Minturno / Consultorio, trasferimento scongiurato. Zasa: “E’ stato un lavoro di squadra”

MINTURNO – “Il Centro di Tutela della Salute Mentale e di Riabilitazione in Età Evolutiva resterà a Tufo e i suoi servizi saranno ampliati. Contrariamente a quanto pensato da alcuni cittadini, il trasloco a Santi Cosma e Damiano è soltanto temporaneo, in quanto l’ex plesso scolastico di Tufo è attualmente indisponibile per via dei lavori di adeguamento richiesti dall’Asl di Latina. Per la fine di aprile la struttura riaprirà nella frazione di Minturno”. Lo dichiara l’ex consigliere Americo Zasa, che si è interessato in prima persona affinché il consultorio non venisse trasferito a Santi Cosma e Damiano.

Americo Zasa

“Si è trattato – spiega Zasa – di un lavoro di squadra svolto in costante aggiornamento con il Senatore Claudio Moscardelli, che si è dimostrato come sempre molto attento e sensibile al nostro territorio e a tematiche importanti come la sanità.

Mantenere un servizio essenziale per molte famiglie disagiate, che quotidianamente devono combattere con questi problemi, era un dovere che la politica avrebbe dovuto risolvere già da tempo ma purtroppo così non è stato.
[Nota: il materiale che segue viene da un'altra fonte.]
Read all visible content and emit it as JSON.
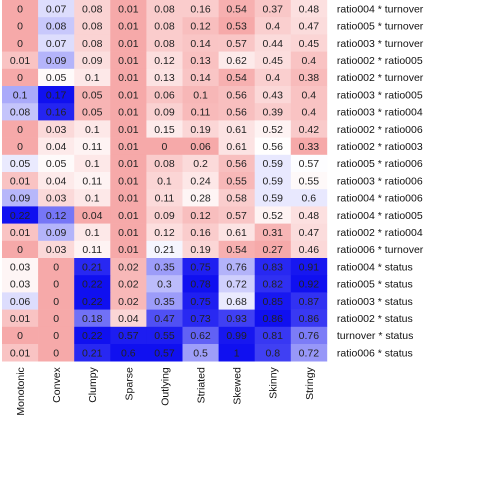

Mi sono impegnato in prima persona, coinvolgendo anche il candidato a sindaco Gerardo Stefanelli, affinché questa struttura sanitaria non andasse via ma rimanesse a Minturno.

La soluzione condivisa dal commissario Strati, di ospitare il consultorio nell’ex plesso scolastico di Tufo, si è rivelata la più idonea anche perché porterà a un ulteriore ampliamento con l’erogazione di servizi di medicina primaria, come ha scritto il direttore generale dell’Asl di Latina, Giorgio Casati. La nostra intenzione è quella di puntare ad ulteriori servizi quali ad esempio un ambulatorio di cardiologia, che attualmente registra a Formia code enormi e attese di oltre un anno. Fino a dieci anni fa, cardiologia era presente a Minturno due volte a settimana fino a che poi il servizio è stato soppresso. Questione che ho sollevato in più occasioni in passato ma purtroppo senza trovare l’interesse delle amministrazioni che si sono succedute. E’ un problema molto sentito non solo a Minturno ma anche nei Comuni limitrofi”.

“E’ ora – conclude Zasa – che i cittadini si riapproprino di servizi che negli anni sono andati perduti e speriamo che la prossima amministrazione si impegni anche per la ristrutturazione dell’ex ospedale di Minturno, visto che sono già stati spesi tanti soldi pubblici. Infine, gli ambulatori che apriranno a Tufo sicuramente porteranno un indotto alle attività commerciali locali.